For a little while now I’ve been riding around with a new accessory and I think it’s worth sharing because it makes me feel a lot safter than wearing a helmet.
I’m not saying it makes me safer (I’m not wading into the dark world of injury and fatality statistics today) but having a mirror gives me a confidence when I’m riding that I don’t think I could get anywhere else.
I’ve tried a few different mirrors, both mounted on my glasses and my bike, and the Bike Peddler Take-A-Look Eyeglass Mirror has become my far-and-away favorite for a few reasons.
First, I prefer having an eyeglass mirror because I can use it on any bike I own. When I still owned a road bike with drop bars I had a mirror on my bar end which worked pretty well but I was always trying to figure out where to mount a mirror on other bikes, like my Brompton.
Some people have told me they find having a mirror in front of their face distracting but I found it faded from my awareness after using it a couple times. The only time I notice it’s there is when I look directly at it to see what’s behind me.

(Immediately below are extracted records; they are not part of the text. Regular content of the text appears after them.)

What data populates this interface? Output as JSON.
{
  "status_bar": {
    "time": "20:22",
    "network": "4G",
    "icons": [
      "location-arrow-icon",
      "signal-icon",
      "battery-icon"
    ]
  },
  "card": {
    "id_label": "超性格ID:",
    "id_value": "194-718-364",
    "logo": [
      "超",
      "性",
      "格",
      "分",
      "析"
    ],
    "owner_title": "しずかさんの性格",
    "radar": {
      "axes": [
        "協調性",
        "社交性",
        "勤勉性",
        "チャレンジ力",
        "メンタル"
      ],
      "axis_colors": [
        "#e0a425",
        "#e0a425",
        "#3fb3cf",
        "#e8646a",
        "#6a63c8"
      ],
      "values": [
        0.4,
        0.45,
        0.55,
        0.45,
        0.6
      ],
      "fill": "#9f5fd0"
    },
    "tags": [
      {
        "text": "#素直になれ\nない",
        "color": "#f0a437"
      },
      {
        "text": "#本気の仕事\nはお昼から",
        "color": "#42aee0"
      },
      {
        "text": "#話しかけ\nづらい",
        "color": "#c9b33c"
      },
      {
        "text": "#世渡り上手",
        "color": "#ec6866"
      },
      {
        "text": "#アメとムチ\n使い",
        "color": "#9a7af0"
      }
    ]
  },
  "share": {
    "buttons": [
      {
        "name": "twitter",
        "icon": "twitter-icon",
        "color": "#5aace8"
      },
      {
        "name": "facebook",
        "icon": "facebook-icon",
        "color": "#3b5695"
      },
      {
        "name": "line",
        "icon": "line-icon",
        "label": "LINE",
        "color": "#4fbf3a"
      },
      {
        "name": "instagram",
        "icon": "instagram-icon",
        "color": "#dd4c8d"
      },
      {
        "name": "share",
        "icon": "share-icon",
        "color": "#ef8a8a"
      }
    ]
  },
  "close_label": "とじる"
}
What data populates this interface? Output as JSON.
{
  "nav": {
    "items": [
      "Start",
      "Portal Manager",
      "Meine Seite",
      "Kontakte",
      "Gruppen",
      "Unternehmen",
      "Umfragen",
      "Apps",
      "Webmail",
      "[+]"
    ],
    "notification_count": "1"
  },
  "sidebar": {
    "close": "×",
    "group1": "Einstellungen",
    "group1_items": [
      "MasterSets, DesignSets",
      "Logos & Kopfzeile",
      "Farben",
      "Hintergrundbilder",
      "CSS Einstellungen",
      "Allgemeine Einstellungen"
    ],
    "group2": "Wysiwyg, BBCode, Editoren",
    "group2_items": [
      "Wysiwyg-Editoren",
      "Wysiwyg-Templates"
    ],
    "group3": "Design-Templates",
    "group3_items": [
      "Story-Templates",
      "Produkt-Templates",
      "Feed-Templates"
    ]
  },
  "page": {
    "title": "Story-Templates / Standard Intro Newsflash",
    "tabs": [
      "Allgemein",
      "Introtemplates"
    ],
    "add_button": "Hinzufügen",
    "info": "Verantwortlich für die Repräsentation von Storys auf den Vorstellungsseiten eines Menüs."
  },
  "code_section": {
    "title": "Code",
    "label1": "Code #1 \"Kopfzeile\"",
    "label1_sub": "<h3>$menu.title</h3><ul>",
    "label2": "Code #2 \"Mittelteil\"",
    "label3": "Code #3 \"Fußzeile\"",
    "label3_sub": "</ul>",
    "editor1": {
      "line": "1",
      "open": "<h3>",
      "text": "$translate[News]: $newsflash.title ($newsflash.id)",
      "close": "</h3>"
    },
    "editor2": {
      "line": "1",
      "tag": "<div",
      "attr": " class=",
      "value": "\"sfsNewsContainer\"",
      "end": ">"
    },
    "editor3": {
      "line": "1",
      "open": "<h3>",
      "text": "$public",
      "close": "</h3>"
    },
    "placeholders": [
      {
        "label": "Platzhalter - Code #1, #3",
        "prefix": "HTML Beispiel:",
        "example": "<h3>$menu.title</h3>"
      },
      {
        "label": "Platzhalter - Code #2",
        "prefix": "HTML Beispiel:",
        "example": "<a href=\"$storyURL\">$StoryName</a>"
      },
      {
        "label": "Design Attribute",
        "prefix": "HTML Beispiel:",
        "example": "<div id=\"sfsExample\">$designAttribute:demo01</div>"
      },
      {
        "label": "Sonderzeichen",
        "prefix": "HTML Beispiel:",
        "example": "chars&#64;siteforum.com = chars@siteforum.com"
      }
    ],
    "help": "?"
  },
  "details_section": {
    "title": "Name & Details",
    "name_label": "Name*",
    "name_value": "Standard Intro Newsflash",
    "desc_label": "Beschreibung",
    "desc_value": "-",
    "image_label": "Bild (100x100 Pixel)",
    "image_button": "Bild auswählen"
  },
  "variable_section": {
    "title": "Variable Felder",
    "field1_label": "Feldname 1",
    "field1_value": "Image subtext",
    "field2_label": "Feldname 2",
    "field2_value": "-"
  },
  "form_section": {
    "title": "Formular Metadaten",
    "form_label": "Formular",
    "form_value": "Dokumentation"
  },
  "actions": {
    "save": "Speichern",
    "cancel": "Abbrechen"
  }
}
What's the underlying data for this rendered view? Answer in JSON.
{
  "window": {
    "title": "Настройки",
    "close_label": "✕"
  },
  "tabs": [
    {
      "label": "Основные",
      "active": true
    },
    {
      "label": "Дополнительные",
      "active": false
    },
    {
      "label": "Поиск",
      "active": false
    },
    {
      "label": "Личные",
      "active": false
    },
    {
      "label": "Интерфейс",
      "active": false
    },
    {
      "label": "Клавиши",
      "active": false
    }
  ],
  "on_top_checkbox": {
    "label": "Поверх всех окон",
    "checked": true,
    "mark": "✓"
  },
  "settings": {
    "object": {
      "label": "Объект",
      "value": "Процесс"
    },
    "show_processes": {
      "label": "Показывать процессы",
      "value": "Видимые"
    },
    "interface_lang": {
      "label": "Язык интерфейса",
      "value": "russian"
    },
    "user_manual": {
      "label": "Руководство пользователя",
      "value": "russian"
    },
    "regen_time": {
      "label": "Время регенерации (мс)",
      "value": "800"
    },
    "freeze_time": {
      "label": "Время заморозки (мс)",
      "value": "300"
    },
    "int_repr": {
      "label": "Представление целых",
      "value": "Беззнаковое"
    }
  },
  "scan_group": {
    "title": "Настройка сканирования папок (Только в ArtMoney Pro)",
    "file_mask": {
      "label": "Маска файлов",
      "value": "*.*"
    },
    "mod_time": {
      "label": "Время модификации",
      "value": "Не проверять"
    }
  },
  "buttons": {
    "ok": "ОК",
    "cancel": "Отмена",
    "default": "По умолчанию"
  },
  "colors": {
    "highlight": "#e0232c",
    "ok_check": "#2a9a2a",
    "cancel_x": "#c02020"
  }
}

I also really enjoy how clear the mirror is on the Take-A-Look. I’ve heard it described as “optically accurate” which is a fancy way of saying “it’s a good mirror.” Other mirrors for bicycling I’ve seen have had small deviations in the surface or use a flimsy plastic mirror which leads to distortions in what you see behind you.
The Take-A-Look’s mirror is also superior to other eyeglass mirrors I’ve found because it’s oriented to give you the widest field of vision. Other mirrors I’ve found are small and round or mounted as a vertical oval. Having the Take-A-Look oriented as a horizontal rectangle lets you see the entire road behind you without the need to move your head much, if at all.
The mirror is also adjustable in all three axes, giving you freedom to adjust it however you need no matter what glasses you switch the mirror between.
The Bike Peddler Take-A-Look Eyeglass Mirror attaches to almost any pair of glasses with three rubber-covered tongs. You can bend and adjust the tons so they fit snugly on the earpiece of your glasses.
I should point out that this mirror does not work with eyeglasses with the thin, flexible earpieces that can be bent and still retain their shape. The flexible earpiece warp too much for the tongs to have a good grip. More common plastic-frame glasses and stiff, traditional metal framed glasses all work perfectly.
The mirror makes me feel safer because I can keep a constant eye on traffic coming up behind me. Whether it’s other bicycles, motor vehicles, or people walking I can know where they’re coming from and if I should adjust my position on the road before the pass.
When I’m turning or merging, the mirror gives me a good idea of whether or not I should turn around and have a better look. Most times I’m changing lanes or crossing other traffic I do look back directly with my eyes, but the mirror allows me to do it once when I need to instead of constantly turning my head, taking my eyes off what’s in front of me.
This little accessory, available for under $15 in most shops I’ve seen it for sale, is so helpful it’s a no-brainer for me. I’m so used to using it now that I find myself glancing at the spot in the air where the mirror would be when I’m not on my bike.